GOMC your fireplace makes such a great display area! The placement and balance makes everything look wonderful. Your pictures last year started me collecting the small to medium blow molds. The first one I bought was the pumpkin and wheat one and he is still my favorite. Also had to add some Biestle reproductions. My husband says this forum gets me in trouble and his pockets empty.


----------



## Forhekset (Oct 23, 2014)

pondobaba said:


> I have my vintage in my kitchen.
> View attachment 322377


Did you frame some cardboard decorations? That little nook in the background is perfect for displaying stuff.



amuck amuck said:


> My husband says this forum gets me in trouble and his pockets empty.


Agreed, we're all a bunch of enablers here.


----------



## AstorReinhardt (Sep 6, 2016)

Forhekset said:


> I saw two blow molds on your blog there - the cat head, and the jack o' lantern next to him. I'm definitely no expert on vintage Halloween stuff, but I'm sure someone here will be able to help you identify it.
> 
> The thing about the cardboard decorations, and blow molds as well, is that you can still buy a lot of this stuff brand-new, made from the original molds or designs. For instance I just bought this guy below brand-new, and you can also get new reproductions of classic Beistle cardboard decorations from http://www.vintagebeistle.com/.
> 
> View attachment 322337


The cat isn't a blow mold, he's ceramic...which is why I wonder so much. Ceramic can be any age, and with no date or name on him...I have no idea if he is old. The only clue I have is the spring where his neck should be...means he was part of something. The spring also has some old glue on it...so maybe he is old from the glue they used...it's very yellowed but it's still stuck on there fairly well. Everything is pointing towards old but...I don't want to count my chickens before they hatch.


----------



## AstorReinhardt (Sep 6, 2016)

RCIAG said:


> I'm not as big an expert as Gris but I can tell you from my little bit of experience that the repro blow molds will have thicker plastic & be a brighter, deeper color of orange or white or whatever. The true vintage ones I have are a thinner plastic & faded from use.
> 
> I bought a couple last year somewhere that were repros of ones I already have & that was the case, they were thicker, sturdier plastic & a deeper orange.
> 
> They also just feel different, probably from the plastic that's used. If you put a true vintage blow mold & a repro side by side you can really tell the difference.
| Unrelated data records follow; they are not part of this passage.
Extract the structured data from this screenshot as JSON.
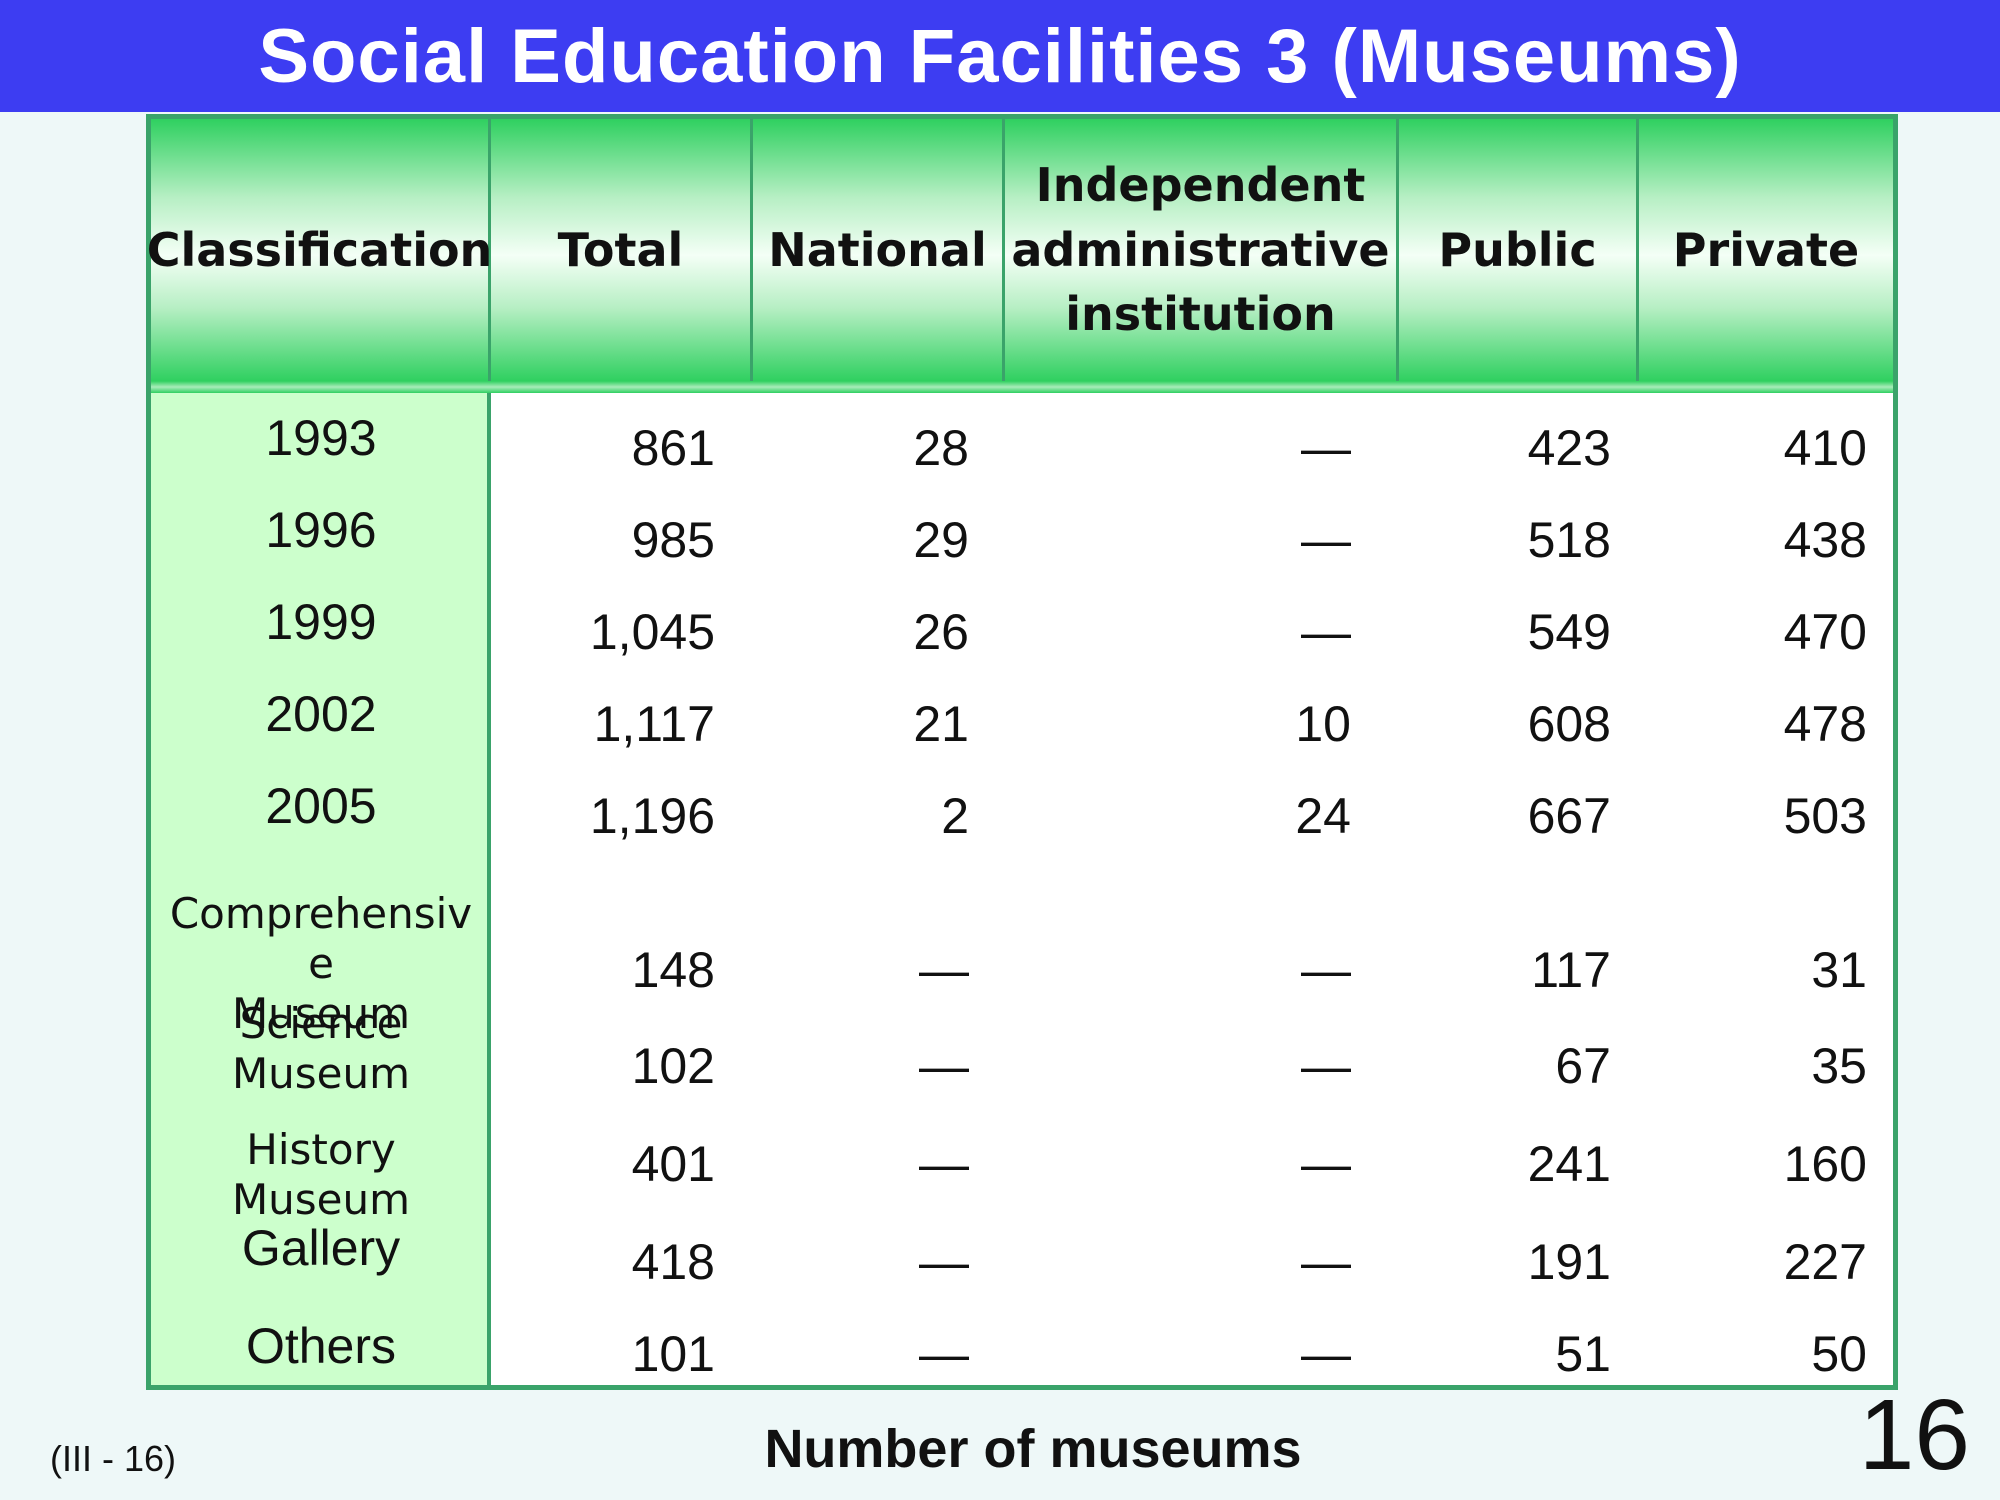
{
  "title": "Social Education Facilities 3 (Museums)",
  "headers": [
    "Classification",
    "Total",
    "National",
    "Independent administrative institution",
    "Public",
    "Private"
  ],
  "year_rows": [
    {
      "label": "1993",
      "values": [
        "861",
        "28",
        "—",
        "423",
        "410"
      ]
    },
    {
      "label": "1996",
      "values": [
        "985",
        "29",
        "—",
        "518",
        "438"
      ]
    },
    {
      "label": "1999",
      "values": [
        "1,045",
        "26",
        "—",
        "549",
        "470"
      ]
    },
    {
      "label": "2002",
      "values": [
        "1,117",
        "21",
        "10",
        "608",
        "478"
      ]
    },
    {
      "label": "2005",
      "values": [
        "1,196",
        "2",
        "24",
        "667",
        "503"
      ]
    }
  ],
  "type_rows": [
    {
      "label_line1": "Comprehensiv e",
      "label_line2": "Museum",
      "values": [
        "148",
        "—",
        "—",
        "117",
        "31"
      ]
    },
    {
      "label_line1": "Science",
      "label_line2": "Museum",
      "values": [
        "102",
        "—",
        "—",
        "67",
        "35"
      ]
    },
    {
      "label_line1": "History  Museum",
      "label_line2": "",
      "values": [
        "401",
        "—",
        "—",
        "241",
        "160"
      ]
    },
    {
      "label_line1": "Gallery",
      "label_line2": "",
      "values": [
        "418",
        "—",
        "—",
        "191",
        "227"
      ]
    },
    {
      "label_line1": "Others",
      "label_line2": "",
      "values": [
        "101",
        "—",
        "—",
        "51",
        "50"
      ]
    }
  ],
  "footer": {
    "code": "(III - 16)",
    "caption": "Number of museums",
    "page_number": "16"
  },
  "colors": {
    "title_bar": "#3d3df2",
    "header_green": "#2fd060",
    "classification_fill": "#ccffcc",
    "border": "#3aa36a"
  }
}
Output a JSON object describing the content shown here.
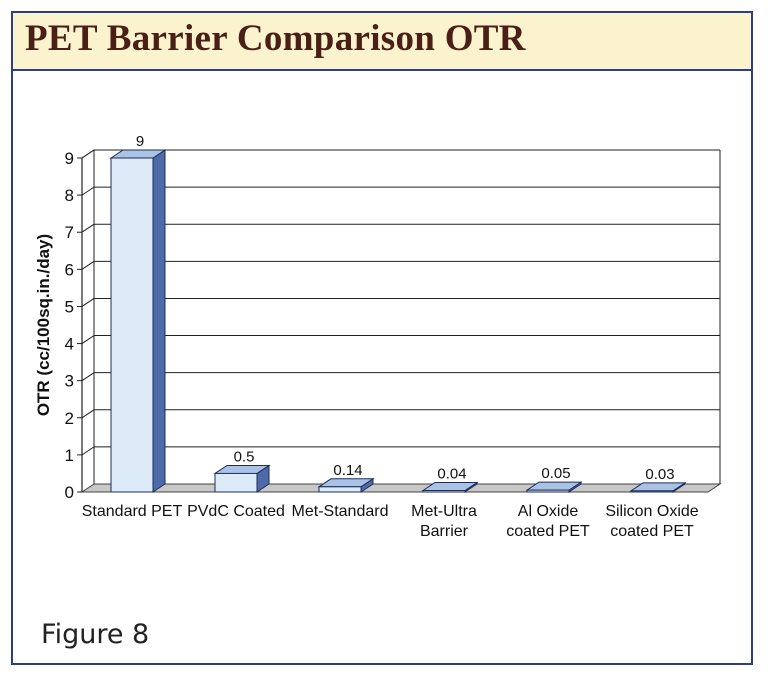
{
  "title": "PET Barrier Comparison OTR",
  "caption": "Figure 8",
  "chart_data": {
    "type": "bar",
    "ylabel": "OTR (cc/100sq.in./day)",
    "ylim": [
      0,
      9
    ],
    "yticks": [
      "0",
      "1",
      "2",
      "3",
      "4",
      "5",
      "6",
      "7",
      "8",
      "9"
    ],
    "grid": true,
    "categories": [
      [
        "Standard PET"
      ],
      [
        "PVdC Coated"
      ],
      [
        "Met-Standard"
      ],
      [
        "Met-Ultra",
        "Barrier"
      ],
      [
        "Al Oxide",
        "coated PET"
      ],
      [
        "Silicon Oxide",
        "coated PET"
      ]
    ],
    "values": [
      9,
      0.5,
      0.14,
      0.04,
      0.05,
      0.03
    ],
    "data_labels": [
      "9",
      "0.5",
      "0.14",
      "0.04",
      "0.05",
      "0.03"
    ],
    "colors": {
      "bar_front": "#dceaf7",
      "bar_side": "#4f6aa8",
      "bar_top": "#a9c2e6",
      "grid": "#222222",
      "floor": "#c8c8c8"
    }
  }
}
I just took a closer look at my JOL one...the face half of it is very faded...like they had it pointing out in a window. But the back half of it is still somewhat bright. He also has some excess plastic around the stem area...they didn't cut it all off when making it...I assume repro ones would be all neat and orderly...not having that excess plastic? Also the plastic is super thin...I guess I'll keep an eye out for that...but what about cardboard? No way of knowing how to date it other then look for fading and wear?


----------



## Forhekset (Oct 23, 2014)

AstorReinhardt said:


> I just took a closer look at my JOL one...the face half of it is very faded...like they had it pointing out in a window. But the back half of it is still somewhat bright. He also has some excess plastic around the stem area...they didn't cut it all off when making it...I assume repro ones would be all neat and orderly...not having that excess plastic? Also the plastic is super thin...I guess I'll keep an eye out for that...but what about cardboard? No way of knowing how to date it other then look for fading and wear?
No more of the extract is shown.